Charlie was a fighter. She defied the odds for the next few months. Despite the endless bad news that the doctors continued to deliver, she did somersaults and played the drums on her built-in beach ball toy; however, on December 13th her little heart stopped beating. Charlie Sloan Benson was born silent two days later. Do we want to keep her? Forever.

Charlie’s Champs was founded in April 2018 in honor of Charlie. Although she isn’t here with us today, her legacy lives on to help the other kids out there who must fight to keep going. Do we get to keep her? Always.

We work and live in St. Petersburg FL, an incredible town filled with diversity, community, and people who love to play outdoors in the water and on land. What is missing in St. Pete are community and family sporting events where disabled kids can comfortably participate. Charlie’s Champs is a non-profit organization that strives to provide events for those kids who cannot participate in little league and soccer and martial arts, etc.
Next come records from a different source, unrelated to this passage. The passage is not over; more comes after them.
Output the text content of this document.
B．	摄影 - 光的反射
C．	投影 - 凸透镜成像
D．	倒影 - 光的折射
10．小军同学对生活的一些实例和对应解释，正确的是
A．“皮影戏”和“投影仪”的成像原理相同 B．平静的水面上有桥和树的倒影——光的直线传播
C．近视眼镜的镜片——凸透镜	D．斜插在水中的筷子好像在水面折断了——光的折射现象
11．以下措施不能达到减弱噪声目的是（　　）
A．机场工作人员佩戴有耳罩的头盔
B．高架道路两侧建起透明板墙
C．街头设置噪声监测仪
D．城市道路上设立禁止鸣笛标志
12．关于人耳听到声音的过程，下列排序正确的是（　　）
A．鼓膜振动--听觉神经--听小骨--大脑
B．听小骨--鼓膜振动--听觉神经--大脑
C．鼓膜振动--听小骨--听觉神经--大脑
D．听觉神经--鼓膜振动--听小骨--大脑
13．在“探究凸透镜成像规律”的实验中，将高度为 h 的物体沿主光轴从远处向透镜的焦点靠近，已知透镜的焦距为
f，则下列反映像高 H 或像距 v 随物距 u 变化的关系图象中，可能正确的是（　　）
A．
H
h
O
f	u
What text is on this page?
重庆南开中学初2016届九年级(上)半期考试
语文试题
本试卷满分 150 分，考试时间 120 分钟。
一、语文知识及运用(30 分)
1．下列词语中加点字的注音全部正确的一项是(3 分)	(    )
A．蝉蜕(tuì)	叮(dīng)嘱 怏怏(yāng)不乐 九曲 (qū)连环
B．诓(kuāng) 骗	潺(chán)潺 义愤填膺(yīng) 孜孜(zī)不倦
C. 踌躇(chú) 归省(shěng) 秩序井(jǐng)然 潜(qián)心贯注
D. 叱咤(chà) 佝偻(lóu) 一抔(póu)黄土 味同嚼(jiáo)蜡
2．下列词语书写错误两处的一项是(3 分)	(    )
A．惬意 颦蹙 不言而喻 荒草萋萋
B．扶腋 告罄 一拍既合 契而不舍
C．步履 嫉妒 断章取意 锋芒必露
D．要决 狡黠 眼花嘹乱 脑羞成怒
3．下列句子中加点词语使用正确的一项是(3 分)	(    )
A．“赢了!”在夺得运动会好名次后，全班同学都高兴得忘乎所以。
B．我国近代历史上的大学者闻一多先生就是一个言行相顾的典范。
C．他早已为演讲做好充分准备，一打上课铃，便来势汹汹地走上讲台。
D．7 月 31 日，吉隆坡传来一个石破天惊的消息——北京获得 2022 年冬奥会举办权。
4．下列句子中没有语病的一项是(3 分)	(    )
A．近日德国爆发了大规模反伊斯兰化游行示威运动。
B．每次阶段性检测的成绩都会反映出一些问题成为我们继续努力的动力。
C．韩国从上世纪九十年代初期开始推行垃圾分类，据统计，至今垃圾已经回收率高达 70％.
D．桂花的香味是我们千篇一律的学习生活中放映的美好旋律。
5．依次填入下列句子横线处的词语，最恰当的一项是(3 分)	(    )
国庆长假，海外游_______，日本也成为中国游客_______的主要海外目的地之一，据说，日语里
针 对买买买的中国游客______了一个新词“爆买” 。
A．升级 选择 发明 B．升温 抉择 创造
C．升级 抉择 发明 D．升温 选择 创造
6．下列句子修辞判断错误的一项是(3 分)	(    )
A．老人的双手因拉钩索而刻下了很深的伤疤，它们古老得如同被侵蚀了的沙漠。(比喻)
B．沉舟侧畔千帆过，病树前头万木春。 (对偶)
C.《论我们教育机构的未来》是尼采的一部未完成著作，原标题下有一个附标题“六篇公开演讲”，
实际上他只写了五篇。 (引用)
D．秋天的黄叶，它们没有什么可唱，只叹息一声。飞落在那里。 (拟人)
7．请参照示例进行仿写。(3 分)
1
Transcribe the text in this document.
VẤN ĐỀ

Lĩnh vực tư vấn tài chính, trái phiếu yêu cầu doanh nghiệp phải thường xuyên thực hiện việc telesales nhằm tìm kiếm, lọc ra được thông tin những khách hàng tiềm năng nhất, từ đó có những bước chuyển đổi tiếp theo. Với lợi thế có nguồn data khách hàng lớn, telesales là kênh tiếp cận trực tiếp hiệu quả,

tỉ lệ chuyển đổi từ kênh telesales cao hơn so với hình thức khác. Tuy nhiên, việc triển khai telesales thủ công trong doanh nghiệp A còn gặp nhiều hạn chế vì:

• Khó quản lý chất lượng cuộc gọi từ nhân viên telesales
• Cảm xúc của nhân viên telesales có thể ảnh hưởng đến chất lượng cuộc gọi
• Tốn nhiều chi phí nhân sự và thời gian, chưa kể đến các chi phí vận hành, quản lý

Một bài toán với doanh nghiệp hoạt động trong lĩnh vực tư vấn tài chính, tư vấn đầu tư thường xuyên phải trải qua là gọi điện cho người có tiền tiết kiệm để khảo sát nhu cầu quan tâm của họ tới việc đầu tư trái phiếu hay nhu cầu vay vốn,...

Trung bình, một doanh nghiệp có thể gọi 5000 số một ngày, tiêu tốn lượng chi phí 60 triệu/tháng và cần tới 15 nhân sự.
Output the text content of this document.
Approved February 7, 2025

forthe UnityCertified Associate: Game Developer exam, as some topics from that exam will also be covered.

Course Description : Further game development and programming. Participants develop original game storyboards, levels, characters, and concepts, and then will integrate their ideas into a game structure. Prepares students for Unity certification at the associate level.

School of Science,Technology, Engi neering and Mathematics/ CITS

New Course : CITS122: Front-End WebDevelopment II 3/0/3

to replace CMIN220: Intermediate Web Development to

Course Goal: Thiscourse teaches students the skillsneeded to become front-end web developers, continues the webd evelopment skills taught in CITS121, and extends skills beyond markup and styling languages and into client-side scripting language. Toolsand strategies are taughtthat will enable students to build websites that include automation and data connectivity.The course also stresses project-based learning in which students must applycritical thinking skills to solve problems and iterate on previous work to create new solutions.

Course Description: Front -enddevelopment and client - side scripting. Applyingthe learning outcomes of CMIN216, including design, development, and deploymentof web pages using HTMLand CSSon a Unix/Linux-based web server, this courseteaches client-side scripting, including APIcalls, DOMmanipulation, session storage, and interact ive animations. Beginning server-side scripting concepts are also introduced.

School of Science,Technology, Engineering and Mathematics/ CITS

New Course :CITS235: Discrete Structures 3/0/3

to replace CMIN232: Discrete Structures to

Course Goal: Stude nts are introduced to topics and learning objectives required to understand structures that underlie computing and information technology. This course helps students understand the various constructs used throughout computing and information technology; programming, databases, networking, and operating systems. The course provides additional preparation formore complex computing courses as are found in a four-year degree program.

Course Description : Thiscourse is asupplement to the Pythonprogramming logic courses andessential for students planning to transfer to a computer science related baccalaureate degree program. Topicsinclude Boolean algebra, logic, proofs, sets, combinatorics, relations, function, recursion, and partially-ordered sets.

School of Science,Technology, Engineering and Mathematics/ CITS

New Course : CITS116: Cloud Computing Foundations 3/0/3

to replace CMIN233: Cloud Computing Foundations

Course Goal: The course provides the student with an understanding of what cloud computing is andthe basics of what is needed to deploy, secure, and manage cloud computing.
Adaptive equipment will be provided specific for each disability so that kids can play and be apart of organized sporting events, allowing the children and their families to enjoy being on a team with others.     

Charlie will always remain in our hearts and now her legacy will provide other children the joy of comfortably participating in team sports and camaraderie as their families can come together supporting each other as they raise children with disabilities.